J'ai oublié de faire une photo de la cabine, j'ai fais une capture d'image sur le site Oceania.
Nous n’entendrons aucun bruit et nous ne serons jamais réveillés par l’accostage contrairement à notre précédente cabine située à l’arrière et qui bénéficiait de : deux chaises, une table et deux transats.
Nous retrouvons avec plaisir la magnifique salle de bain en marbre avec douche et baignoire.
La cabinière en chef se présente et me demande mes besoins. Je demande davantage de mouchoirs en papier et plus d’eaux pétillantes dans le réfrigérateur. Le soir même j’aurais mes bouteilles et quatre boites de mouchoirs d’avance.
Chaque jour elle veillera à leur réapprovisionnement.
Elle est en binôme avec un cabinier charmant, un mauricien heureux de parler français.
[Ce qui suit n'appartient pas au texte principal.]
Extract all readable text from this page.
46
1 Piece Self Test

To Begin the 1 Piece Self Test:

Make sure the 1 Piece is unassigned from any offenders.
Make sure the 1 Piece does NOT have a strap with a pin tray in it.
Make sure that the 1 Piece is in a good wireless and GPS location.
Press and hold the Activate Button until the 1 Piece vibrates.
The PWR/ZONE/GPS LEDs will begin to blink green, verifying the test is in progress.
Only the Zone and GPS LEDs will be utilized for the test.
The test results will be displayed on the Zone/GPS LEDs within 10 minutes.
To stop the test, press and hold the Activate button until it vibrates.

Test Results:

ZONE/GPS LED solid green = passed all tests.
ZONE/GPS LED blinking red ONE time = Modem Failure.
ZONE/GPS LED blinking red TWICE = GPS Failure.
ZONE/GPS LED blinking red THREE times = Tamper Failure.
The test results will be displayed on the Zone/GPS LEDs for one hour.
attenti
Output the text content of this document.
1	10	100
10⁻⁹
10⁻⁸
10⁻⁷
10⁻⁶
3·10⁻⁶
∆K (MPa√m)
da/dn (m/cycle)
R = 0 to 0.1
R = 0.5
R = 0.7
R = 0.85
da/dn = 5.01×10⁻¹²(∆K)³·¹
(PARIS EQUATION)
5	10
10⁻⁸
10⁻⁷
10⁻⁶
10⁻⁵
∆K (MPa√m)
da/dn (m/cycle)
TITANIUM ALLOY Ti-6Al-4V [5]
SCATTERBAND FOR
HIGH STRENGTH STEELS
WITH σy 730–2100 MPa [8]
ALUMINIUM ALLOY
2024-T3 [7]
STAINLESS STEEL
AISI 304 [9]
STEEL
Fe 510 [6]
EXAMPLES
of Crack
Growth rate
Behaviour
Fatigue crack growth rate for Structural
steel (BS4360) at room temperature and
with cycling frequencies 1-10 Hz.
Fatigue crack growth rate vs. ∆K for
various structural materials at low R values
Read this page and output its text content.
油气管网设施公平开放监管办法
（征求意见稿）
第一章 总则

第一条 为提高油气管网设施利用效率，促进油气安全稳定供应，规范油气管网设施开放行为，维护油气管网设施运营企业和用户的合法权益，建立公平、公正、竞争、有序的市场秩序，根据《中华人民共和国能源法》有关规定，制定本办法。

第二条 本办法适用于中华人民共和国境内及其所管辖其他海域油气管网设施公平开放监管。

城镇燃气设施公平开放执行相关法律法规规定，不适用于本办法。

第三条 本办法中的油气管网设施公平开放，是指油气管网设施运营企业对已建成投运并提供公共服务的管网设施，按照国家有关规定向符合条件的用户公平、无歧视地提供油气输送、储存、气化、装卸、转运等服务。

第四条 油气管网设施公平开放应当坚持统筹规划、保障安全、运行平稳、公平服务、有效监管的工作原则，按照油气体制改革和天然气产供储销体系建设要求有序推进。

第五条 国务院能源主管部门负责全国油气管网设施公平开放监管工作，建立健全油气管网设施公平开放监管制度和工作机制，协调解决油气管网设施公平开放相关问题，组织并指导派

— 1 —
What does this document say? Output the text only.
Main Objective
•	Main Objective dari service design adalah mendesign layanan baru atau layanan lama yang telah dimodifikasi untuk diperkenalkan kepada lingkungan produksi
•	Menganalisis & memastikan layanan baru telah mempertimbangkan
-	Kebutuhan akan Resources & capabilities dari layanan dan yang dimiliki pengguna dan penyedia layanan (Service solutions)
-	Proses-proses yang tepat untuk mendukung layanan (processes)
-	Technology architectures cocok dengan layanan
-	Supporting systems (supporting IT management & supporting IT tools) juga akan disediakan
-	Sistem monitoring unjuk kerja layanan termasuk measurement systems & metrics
La moquette et le canapé ont vieilli, ce serait bien de les changer.
La penderie est double mais les placards sont réduits, ce qui ne me gêne pas, je garde toujours une valise cabine sur le canapé pour ce que je ne peux pas accrocher, n’appréciant pas les placard et tiroirs jamais aérés, chacun ses manies !
Le ménage sera impeccable. J’apprendrai d’ailleurs que les taies des quatre oreillers sont changées tous les jours.
Il fait déjà noir quand le bateau part.
Avant diner petit passage dans un salon pour écouter le Quatuor.
Un couple assis nous arrête : Vous êtes français, de
France ? Mais oui. Mais c’est formidable, depuis six semaine vous êtes les premiers.
Nous faisons connaissance d’un couple charmant qui coupe l’hiver depuis quelques années par une croisière de dix semaines.
Avant ils voyageaient sur Regent, mais depuis que cette compagnie a été rachetée, ils ont été déçus et ayant découvert Oceania ils lui restent fidèles, malgré leur anglais très limité et le manque de francophones.
En plus c’est beaucoup moins cher nous disent-ils.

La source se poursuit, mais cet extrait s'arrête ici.